Now Della Monica has put together another volume called “Bodies of Work: Contemporary Figurative Painting” and once again has reinterpreted the category.

“Just as with landscape, figurative painting has been around for a long time and yet it is still compelling,” Della Monica said. “I was going around to galleries and art fairs and I began to keep a list of artists who were doing figurative painting. In art from every continent artists were continuing to paint the figure. I began to ask myself why, and that became the starting point for the book.”

The most compelling categories became chapters in the book, ranging from Portraits, to Social Statement, Body as Form and Narrative Paintings.

The word “portrait” conjures images of a person sitting for long hours while the artist capture the subject on canvas. In many instances, these paintings were commissioned to commemorate a royal or wealthy person or a historical figure and were very formal in their execution.

Contemporary portraits cover a range of styles and are open to the viewer’s interpretation of what is happening. Della Monica has very astutely presented not only well-established icons like Chuck Close and Alex Katz, but she has brought to us some of her new discoveries – artists who are just now achieving their fame and some who are waiting in the wings and whose work will be equally well-known.

“Today’s portraits are frequently less formal and may depict a cultural concept as much as a rendering of a particular person,” Della Monica explained. “Marlene Dumas, for example, paints unsentimental portraits exploring some of the gritty topics of life, such as mortality, sexuality and racism.”

Each chapter introduces a new thought-provoking idea and challenges the reader to step back and look at figurative painting in a whole new light. The combination of artists from different countries and different mediums is not only informative, but exciting, thanks to Della Monica’s thoughtful observations and a most readable text.

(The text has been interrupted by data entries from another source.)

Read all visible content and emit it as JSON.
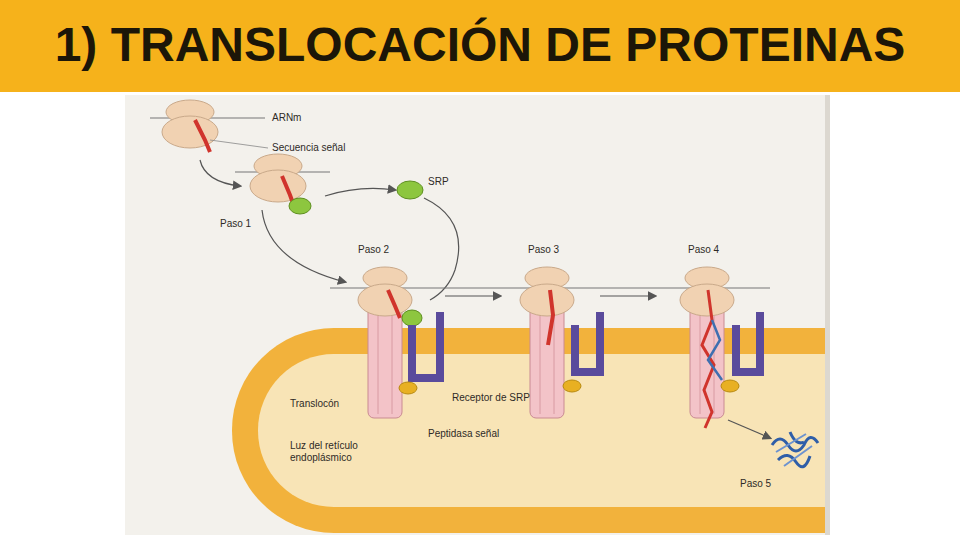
{
  "diagram": {
    "title": "1) TRANSLOCACIÓN DE PROTEINAS",
    "labels": [
      "ARNm",
      "Secuencia señal",
      "Paso 1",
      "SRP",
      "Paso 2",
      "Paso 3",
      "Paso 4",
      "Translocón",
      "Receptor de SRP",
      "Peptidasa señal",
      "Luz del retículo endoplásmico",
      "Paso 5"
    ]
  }
}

“Social Statement” introduces artists such as contemporary Chinese realist painter Liu Xiaodong, whose subjects represent the transitional state of affairs in China, presenting working class citizens who struggle to try to benefit from the industrialization of their country, but to no avail.

“Body as Form” features artists likes Kim McCarty whose paintings capture youth as well as beauty, her figures straddling the line between reality and fantasy. Her backgrounds are white and bare, providing a backdrop open to the viewer’s imagination.

In the final chapter “Narrative Paintings,” Della Monica has chosen artists who are, at turns, like dramatists telling stories through their characters but allowing the viewer to fill in the emotional details. Each painting is subject to a unique interpretation by the observer. And that, of course is what art is all about.

It took Della Monica a year to produce the book. But, as she has observed, it is just a snapshot of what is happening. Five years from now there will be a new crop of artists expanding and interpreting this genre in their own way.

“It’s happening in every area of art,” said Della Monica. “Abstract painting, for instance. There was a sea change in the late 1940s and into the 1950s. Jackson Pollock and other abstract expressionists were all painting huge works opening the viewer’s eyes to a whole different set of ideas. But abstract painting is more covert than figurative painting. The work is beautiful, but I don’t know that there are as many questions to answer. It is meant to be looked at and not necessarily explained or be read into. There is not a narrative that has to be explored. I haven’t figured out how to do a book on abstract painting, but it certainly challenges me.”

And as Della Monica is always open to a challenge, we can look forward to her next book and discover a whole new aspect of abstract painting.